Summarizing a movie that asks “What if emojis were alive and had real feelings” is like trying to explain investment banking to two dogs humping. Nobody will understand what you’re trying to say and both sides of the conversation feel kind of weird that you even bothered. So, now that you can’t get that image out of your head, the Emoji Movie is about a “meh” emoji named Gene who lives in the phone of a kid named Alex, only Gene can show different emotions, which gets him into trouble and makes Alex think his phone is malfunctioning. Thus, the Smiley emoji declares Gene a malfunction that must be deleted. Gene and Hi-5—an emoji that has overstayed its welcome in Textopolis and thus is appropriately voiced by James Corden—team up with Jailbreak, a hacker emoji dressed in the kind of slouchy, emo uniform that your daffy aunt thinks computer criminals wear. Anyway, Jailbreak is really a Princess icon who disguises herself to protest stereotyping, which is a laugh because if there is one thing this movie does well, it’s stereotyping. They all gang up and run through the various apps in what-his-face’s phone to upload themselves into the cloud and be free, which is a plot stupid enough to make screenwriting teachers everywhere contemplate ritual suicide by covering themselves in chocolate sauce and riding a winch into a gigantic pit filled with feral pigs.

This movie took $50 million to make. A better use of that money would have been to give a free measles vaccination to every single resident of the city of Detroit. Or, to fund a Space X Falcon 9 launch just to burn the rocket fuel.

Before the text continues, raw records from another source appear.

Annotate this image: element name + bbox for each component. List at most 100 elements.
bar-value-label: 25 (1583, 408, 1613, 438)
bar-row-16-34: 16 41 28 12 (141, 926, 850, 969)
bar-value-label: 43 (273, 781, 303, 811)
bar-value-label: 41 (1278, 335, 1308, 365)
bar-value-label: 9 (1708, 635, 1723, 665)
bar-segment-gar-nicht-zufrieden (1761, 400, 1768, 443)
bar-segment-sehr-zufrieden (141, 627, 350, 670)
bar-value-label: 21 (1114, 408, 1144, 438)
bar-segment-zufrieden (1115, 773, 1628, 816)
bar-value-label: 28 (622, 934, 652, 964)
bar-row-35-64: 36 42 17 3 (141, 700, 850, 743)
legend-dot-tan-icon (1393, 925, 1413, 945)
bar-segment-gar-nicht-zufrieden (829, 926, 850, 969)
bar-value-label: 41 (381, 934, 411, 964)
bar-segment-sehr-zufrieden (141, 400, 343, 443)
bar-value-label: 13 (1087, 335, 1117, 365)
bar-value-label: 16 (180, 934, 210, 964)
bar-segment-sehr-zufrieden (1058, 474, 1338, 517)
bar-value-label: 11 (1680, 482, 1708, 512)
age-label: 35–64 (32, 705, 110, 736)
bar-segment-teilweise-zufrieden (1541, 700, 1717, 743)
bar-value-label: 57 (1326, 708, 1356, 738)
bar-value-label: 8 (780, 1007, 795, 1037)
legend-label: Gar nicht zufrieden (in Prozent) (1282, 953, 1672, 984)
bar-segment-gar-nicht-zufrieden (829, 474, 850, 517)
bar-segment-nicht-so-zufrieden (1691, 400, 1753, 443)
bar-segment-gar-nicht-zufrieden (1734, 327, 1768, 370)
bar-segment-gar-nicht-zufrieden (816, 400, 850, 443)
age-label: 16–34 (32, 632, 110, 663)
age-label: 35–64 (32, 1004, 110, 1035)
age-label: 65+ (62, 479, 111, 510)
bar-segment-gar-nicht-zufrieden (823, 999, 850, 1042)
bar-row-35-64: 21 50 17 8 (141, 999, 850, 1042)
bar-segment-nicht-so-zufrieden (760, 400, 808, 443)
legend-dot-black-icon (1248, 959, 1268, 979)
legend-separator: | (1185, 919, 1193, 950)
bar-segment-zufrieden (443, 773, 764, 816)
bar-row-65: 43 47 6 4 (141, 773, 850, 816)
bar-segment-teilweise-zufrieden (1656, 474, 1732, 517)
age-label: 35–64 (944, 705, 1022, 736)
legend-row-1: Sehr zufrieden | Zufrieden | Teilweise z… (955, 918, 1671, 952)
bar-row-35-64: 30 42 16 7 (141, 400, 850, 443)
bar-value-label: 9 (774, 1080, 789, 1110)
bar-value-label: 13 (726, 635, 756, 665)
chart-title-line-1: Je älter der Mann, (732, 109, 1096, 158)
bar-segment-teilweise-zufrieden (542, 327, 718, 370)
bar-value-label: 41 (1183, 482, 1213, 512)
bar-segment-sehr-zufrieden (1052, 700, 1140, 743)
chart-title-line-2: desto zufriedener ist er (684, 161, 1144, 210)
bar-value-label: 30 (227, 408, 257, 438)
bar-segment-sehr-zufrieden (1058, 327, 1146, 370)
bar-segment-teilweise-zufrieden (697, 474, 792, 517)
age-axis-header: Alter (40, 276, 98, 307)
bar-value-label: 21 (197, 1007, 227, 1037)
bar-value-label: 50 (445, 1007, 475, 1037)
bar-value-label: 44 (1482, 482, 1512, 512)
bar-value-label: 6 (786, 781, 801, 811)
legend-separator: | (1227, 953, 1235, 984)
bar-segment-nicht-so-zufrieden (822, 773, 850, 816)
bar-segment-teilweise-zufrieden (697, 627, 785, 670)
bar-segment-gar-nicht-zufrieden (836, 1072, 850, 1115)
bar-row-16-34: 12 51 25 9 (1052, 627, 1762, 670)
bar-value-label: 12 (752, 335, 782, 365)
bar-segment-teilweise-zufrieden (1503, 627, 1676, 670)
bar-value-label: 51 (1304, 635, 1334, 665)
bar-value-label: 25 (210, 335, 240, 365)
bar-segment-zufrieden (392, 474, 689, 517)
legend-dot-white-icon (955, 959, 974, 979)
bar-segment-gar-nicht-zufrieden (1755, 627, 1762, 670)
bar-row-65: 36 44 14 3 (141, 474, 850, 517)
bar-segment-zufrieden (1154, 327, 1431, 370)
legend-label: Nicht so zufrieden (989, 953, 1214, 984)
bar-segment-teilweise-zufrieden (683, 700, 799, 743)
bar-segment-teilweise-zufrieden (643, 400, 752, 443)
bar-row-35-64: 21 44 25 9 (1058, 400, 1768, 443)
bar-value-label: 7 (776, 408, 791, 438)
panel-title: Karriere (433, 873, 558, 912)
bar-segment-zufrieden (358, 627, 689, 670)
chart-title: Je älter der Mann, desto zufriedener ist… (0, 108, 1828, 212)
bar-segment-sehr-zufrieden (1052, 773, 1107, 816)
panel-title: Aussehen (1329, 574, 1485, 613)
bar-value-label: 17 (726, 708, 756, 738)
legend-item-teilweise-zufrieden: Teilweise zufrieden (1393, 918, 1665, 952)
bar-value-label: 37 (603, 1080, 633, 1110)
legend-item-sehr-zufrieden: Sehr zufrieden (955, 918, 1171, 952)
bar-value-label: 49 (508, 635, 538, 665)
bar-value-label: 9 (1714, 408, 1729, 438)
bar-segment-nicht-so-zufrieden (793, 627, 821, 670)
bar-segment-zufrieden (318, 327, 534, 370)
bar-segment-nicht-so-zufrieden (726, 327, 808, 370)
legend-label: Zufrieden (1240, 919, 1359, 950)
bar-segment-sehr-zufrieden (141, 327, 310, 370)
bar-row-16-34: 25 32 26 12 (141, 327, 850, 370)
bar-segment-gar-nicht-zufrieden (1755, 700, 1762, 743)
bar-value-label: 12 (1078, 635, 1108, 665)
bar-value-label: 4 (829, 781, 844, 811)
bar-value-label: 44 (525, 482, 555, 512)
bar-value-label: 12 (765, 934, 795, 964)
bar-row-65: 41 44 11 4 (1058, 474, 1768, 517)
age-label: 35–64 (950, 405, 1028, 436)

Or, to buy a McDonald’s Happy Meal for every single person in the province of Ontario and then dump all that food into the mouth of a volcano because Canadians are way more into Tim Hortons. Or, to drop 18 Bugatti Chirons out the back of a cargo plane onto the salt flats of Utah in the hopes of crashing them in the formation of a smiley face. Anyway, this movie went ahead and made $217 million, which proves that there either is no God or that if there is, he clearly works for Columbia and Sony.

You know, I once accidentally cut my index finger with a rusty woodsaw so badly that I saw large, round droplets of blood sprinkle into the air, and I lost all feeling in that fingertip for six months afterward. I had a better time then than I did watching the Emoji movie, which even by the cynical standards of half-assed, hyper-branded movie-making for children and village idiots, is an extravagant way to insult one’s desire for entertainment.

I once swallowed some food without chewing sufficiently, and felt like I was choking and rushed to drink something to wash it down, but all I had on hand was a diet soda, and the carbonation just created this massive gas bubble in my throat which made me feel like my trachea was going to explode but instead it just made me explosively cough up that mouthful of sandwich and a spew of foam all over my suit and made me look like a moron in front of people I had only just met. Even then, I still had a better time humiliating myself in a near-Heimlich situation than I did watching the Emoji movie, which is such a lazy and threadbare excuse for storytelling that one imagines the whole thing was written by somebody spamming their phone for predictive text, got 86 pages worth, and then called it a day.

I once lost a hermit crab because my brother’s hermit crab killed it and escaped the tank only to be discovered a few days later, having gotten behind the television set, pinched the power cord, and electrocuted itself, much to the despair of my brother and the schadefreude of myself, for which my parents punished me anyway because it’s not nice to laugh at your younger brother, and even then, I still had a better time than I did watching the Emoji Movie because at least my brother’s crab died for its crimes and in the Emoji Movie, all of these stupid characters managed to survive, even the bad guy who the movie had the obnoxiously overambitious artistic pretension to include one more time in a mid-credits epilogue scene. No, I didn’t break that up into multiple sentences. You don’t deserve them. See, that is what the Emoji Movie does to people. It’s sad.

When you finish watching a movie that might make you feel stupid for not having spent that time doing something more productive, like scanning your choices in Netflix for an hour and a half without choosing any of them, you will know that no choice you ever make will be worse than the one you just made. Thus, you can go ahead and quit your job, mail envelopes of white powder to public officials, and then claim to be a sovereign citizen in court, and it won’t be the dumbest thing you ever did. That is this movie’s moment of truth. You’re welcome.